There is depth of thought in this statement from Gartner – Systems that are “built to change” are more valuable than systems that are “built to last.” What does Gartner mean by this? Here are my interpretations:
- Design and develop IT models and systems that allow for reuse, like you would find in a services oriented architecture model. Services can be added, published queried upon and consumed without the complete rewriting of your IT systems. Services can be reused by others and costs and time can be saved.
- Design and publish end-to-end workflows and automated business processes. Make this information available to a wider audience so reuse and so full knowledge of the processes can be shared, debated and improved.
- Replace hard coded and undocumented customized code (coded but not documented by someone who left in the late 70s). Standardize on exposed and documented services that can be improved, reused and understood by all in IT and at the helpdesk. It makes revisions and improvements fast, inexpensive and possible.
- Simplify and standardize on business processes and a service oriented architecture that allows manageable improvements to separate components without impacting the entire IT infrastructure. Standardization of processes can simplify the entire system and reduce maintenance and support costs (TCO).

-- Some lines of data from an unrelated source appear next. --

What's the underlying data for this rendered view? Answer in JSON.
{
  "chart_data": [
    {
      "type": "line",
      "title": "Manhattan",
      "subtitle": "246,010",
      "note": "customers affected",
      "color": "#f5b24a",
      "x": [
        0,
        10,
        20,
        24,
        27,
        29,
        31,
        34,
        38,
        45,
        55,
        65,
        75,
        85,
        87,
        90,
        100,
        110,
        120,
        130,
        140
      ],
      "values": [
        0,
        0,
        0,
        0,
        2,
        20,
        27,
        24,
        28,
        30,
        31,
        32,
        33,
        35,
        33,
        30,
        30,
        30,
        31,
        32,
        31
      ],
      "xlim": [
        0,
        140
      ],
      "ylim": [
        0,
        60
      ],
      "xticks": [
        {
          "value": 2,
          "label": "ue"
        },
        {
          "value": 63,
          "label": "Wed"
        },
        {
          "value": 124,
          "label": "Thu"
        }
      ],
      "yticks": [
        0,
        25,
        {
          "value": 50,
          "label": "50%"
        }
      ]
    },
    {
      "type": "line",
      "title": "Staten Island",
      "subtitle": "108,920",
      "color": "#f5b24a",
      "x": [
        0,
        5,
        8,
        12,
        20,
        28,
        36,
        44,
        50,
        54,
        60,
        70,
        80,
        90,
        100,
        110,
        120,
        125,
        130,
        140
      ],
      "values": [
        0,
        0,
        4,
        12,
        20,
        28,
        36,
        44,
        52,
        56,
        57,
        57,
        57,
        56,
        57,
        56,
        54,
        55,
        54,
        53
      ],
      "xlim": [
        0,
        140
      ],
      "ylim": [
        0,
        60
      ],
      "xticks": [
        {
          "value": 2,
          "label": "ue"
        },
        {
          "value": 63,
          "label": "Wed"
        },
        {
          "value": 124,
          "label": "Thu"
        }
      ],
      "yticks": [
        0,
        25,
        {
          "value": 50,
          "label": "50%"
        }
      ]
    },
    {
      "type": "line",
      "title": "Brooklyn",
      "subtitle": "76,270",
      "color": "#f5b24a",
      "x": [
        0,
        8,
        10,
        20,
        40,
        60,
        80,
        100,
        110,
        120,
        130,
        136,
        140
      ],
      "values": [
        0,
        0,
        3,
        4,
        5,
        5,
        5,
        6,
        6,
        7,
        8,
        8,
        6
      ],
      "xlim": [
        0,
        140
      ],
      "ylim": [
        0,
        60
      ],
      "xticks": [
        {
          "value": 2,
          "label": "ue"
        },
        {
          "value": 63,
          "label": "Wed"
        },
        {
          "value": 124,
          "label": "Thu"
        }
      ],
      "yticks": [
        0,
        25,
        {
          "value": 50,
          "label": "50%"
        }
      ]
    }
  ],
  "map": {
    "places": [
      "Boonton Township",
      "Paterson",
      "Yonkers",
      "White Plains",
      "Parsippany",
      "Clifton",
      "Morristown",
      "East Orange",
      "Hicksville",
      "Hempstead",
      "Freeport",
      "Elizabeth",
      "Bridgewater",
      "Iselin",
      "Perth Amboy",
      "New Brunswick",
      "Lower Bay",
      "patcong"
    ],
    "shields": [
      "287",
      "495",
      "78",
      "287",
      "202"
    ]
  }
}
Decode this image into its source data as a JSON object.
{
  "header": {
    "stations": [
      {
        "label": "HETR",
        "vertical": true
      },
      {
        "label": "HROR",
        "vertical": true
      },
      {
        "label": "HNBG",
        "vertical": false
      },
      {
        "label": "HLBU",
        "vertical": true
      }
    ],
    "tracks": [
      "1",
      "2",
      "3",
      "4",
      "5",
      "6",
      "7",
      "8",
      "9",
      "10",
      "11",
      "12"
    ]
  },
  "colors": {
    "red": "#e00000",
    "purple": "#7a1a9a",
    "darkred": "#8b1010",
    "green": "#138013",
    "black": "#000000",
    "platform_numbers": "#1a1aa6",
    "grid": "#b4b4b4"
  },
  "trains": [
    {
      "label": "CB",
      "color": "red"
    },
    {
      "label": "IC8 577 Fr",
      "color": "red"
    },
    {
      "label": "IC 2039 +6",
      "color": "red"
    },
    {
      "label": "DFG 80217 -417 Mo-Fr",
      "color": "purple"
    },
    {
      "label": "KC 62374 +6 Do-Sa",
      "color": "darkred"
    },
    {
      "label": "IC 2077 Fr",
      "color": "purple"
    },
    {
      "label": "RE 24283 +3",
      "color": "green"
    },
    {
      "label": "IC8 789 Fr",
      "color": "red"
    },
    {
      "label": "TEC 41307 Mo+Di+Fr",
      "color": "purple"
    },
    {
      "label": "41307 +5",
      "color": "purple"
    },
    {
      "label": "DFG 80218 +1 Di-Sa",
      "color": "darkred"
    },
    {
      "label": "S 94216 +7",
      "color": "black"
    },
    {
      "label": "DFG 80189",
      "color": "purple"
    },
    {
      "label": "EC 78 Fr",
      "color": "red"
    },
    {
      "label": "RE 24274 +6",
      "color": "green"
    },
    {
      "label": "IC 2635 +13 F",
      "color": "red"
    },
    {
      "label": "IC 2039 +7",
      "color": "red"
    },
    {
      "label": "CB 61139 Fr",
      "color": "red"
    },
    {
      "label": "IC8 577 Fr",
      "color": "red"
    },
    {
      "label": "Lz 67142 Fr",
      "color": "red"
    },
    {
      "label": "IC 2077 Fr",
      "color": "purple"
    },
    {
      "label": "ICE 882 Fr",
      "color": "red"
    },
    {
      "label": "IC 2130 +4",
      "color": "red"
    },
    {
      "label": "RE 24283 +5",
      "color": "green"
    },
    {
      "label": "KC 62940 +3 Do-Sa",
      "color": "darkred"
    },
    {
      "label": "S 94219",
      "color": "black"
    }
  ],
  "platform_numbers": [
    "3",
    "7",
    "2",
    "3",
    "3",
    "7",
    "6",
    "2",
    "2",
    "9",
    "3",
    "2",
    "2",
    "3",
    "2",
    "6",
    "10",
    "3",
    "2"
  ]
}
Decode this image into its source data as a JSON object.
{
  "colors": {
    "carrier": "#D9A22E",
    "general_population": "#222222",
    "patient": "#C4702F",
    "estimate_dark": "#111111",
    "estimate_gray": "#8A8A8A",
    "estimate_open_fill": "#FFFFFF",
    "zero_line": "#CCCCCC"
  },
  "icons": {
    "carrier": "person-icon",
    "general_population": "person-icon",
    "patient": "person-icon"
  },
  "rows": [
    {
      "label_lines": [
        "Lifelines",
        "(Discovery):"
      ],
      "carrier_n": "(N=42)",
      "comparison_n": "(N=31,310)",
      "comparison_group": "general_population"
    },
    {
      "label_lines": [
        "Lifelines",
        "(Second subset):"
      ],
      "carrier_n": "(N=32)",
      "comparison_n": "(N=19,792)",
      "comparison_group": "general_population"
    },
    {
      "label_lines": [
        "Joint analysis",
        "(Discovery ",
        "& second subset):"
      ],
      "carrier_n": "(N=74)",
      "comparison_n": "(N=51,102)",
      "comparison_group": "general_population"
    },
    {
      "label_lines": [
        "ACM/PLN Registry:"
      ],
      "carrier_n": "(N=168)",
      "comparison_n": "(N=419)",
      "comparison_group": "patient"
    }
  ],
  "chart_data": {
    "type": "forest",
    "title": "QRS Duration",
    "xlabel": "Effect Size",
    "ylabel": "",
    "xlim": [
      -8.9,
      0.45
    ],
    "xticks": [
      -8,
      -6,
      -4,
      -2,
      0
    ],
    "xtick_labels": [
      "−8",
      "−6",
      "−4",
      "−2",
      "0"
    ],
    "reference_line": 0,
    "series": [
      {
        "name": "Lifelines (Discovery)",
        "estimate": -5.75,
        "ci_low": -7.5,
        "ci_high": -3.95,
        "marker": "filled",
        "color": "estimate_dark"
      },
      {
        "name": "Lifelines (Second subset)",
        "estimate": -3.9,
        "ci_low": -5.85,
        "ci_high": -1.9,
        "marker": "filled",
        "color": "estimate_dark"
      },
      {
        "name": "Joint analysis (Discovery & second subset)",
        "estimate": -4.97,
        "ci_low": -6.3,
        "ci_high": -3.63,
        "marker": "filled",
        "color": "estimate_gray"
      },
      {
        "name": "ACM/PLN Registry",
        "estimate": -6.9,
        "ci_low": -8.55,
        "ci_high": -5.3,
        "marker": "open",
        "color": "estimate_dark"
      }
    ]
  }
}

- Consider the TCO – total cost of ownership. Yes, one programming guru may be able to code a custom solution in three weeks and save some time on this one project, but the total cost of ownership may be enormous over time to support this undocumented and custom code. Standardized and simplified environments have lower TCOs and allow for rapid improvements.
- Consolidate systems and simplify – a well designed relational database model, optimizes the speed and performance of a database application – it is a beautiful piece of art. IT systems should practice the same art. Reduce the number of databases, redundant applications and multiple instances of the sames application. Simplify, simplify, simplify.
I have seen companies that have had eight different EDI systems, staff, integration technologies and EDI tool sets within the organization. The costs associated with these redundant systems was huge!
I was an EDI Manager of a large electronics company in the past. In meeting after meeting I would hear reasons systems could not be changed or improved because to change one part, would destroy the integrity of the entire mess. The result was often to employ more people and more manual processes in order to avoid touching the “mess.” This increased costs, errors, time delays and prevented improvements. The opportunity costs of not touching the mess increased every month and every quarter.
The “mess” can destroy the entire company. The “mess” prevents improvements and new business models. The “mess” can become such a barrier that the entire company can be pulled down by it.
EDI and B2B systems are no different. I have seen many SAP environments where the large number of customized IDocs and custom integration scripts became the “mess.” The many different database applications that needed to be integrated with the EDI system created a complex series of interwoven custom maps, scripts, APIs, databases and triggers.
I have heard of entire SAP upgrades being postponed or delayed because the upgrade would break the EDI “mess.” The “mess” began to dictate to the business how things would be done. Improvements, cost savings and efficiencies began to suffer.
There are many more stories we can all tell. The vision of SOA, SAP’s Netweaver PI and the vision of SAP’s Business Network Transformation for EDI and B2B is intended to address many of these pains. We just need to figure out how to rid ourselves of all of the old baggage before it destroys us.